WE tend not to worry about running out of stuff nowadays.

Since the invention of shops, we’ve become increasingly accustomed – bank balance willing – to being able to pluck pretty much anything from a shelf or storeroom somewhere.

Obviously, you don’t want to run out of particular types of stuff at times when you need them.

Like bread and milk at breakfast time, deodorant on the morning you go for that big interview (especially if it’s at a deodorant company), petrol when you’re miles from a petrol station, coffee at times when you’re awake, toilet roll when you’ve just…. well, you get the idea.
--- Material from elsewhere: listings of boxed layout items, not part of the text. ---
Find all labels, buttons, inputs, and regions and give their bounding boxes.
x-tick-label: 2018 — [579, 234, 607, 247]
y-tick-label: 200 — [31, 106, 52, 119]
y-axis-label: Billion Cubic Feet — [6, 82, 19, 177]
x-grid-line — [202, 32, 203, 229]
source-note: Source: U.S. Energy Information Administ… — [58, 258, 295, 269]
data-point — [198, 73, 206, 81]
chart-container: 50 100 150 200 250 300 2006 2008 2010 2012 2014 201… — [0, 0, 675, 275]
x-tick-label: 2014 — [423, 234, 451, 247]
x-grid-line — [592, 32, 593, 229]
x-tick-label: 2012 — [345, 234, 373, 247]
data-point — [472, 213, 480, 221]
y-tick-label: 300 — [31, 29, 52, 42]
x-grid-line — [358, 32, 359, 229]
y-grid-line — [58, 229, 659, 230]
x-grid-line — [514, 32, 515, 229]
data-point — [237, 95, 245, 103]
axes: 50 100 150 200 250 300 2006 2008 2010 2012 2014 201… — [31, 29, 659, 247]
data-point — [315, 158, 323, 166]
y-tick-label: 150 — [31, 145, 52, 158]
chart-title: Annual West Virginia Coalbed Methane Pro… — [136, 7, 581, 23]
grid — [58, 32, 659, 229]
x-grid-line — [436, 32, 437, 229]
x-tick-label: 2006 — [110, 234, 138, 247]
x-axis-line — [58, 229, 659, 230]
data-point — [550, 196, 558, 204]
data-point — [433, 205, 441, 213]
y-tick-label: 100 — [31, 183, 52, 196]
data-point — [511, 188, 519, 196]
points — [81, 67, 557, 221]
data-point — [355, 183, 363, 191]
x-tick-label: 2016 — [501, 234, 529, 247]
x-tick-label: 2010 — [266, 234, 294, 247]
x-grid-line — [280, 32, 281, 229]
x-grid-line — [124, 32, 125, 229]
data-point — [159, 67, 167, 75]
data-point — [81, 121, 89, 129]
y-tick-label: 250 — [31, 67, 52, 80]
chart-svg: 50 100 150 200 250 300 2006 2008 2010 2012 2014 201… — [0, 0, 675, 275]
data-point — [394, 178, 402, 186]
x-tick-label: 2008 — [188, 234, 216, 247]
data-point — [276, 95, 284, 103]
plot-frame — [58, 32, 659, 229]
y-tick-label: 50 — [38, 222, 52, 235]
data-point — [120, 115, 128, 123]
Even if there’s a gap on the shelf where your favourite brand of plastic-encased price-inflated tap water used to be, there’s usually another exorbitantly-priced bottle of water (also available from a tap) to choose from.

But what if we started to run out of really important stuff? Fundamental stuff. And no, I don’t mean Tres Chic Dead Black Eyeliner #65 or Frog-embossed bog roll.

I’m on about food, oil and water. And I’m not talking about a shortage at the corner shop or a petrol pump; if you are about to run out of fuel, you can always buy some in advance, as long as you keep it stored safely in flammable cabinets (like the ones you can find at Storemasta or similar stores online) to prevent any disaster. What I am trying to say is that if there’s a risk that as a planet, our supplies might be in danger of running low in a permanent manner soon.

I looked at these resource crunch issues in a feature for G Magazine on the challenge Australia and the rest of the world faces to secure food, oil and water.

As is always the case in questions about sustainability or environmental degradation, the answers are way more complex than the question.

It’s not so much that we’ll run out of water, but rather there’ll be a lot less clean water for drinking and growing food. It’s not so much that we’ll run out of food, but that food supplies will be less reliable. And we won’t squeeze the last drop of oil from the planet, just the easy to reach and therefore cheap stuff.

Of course, the issue underpinning a lot of this has much less to do with running out of stuff, and a lot more to do with our ability to see and act before the problems hit.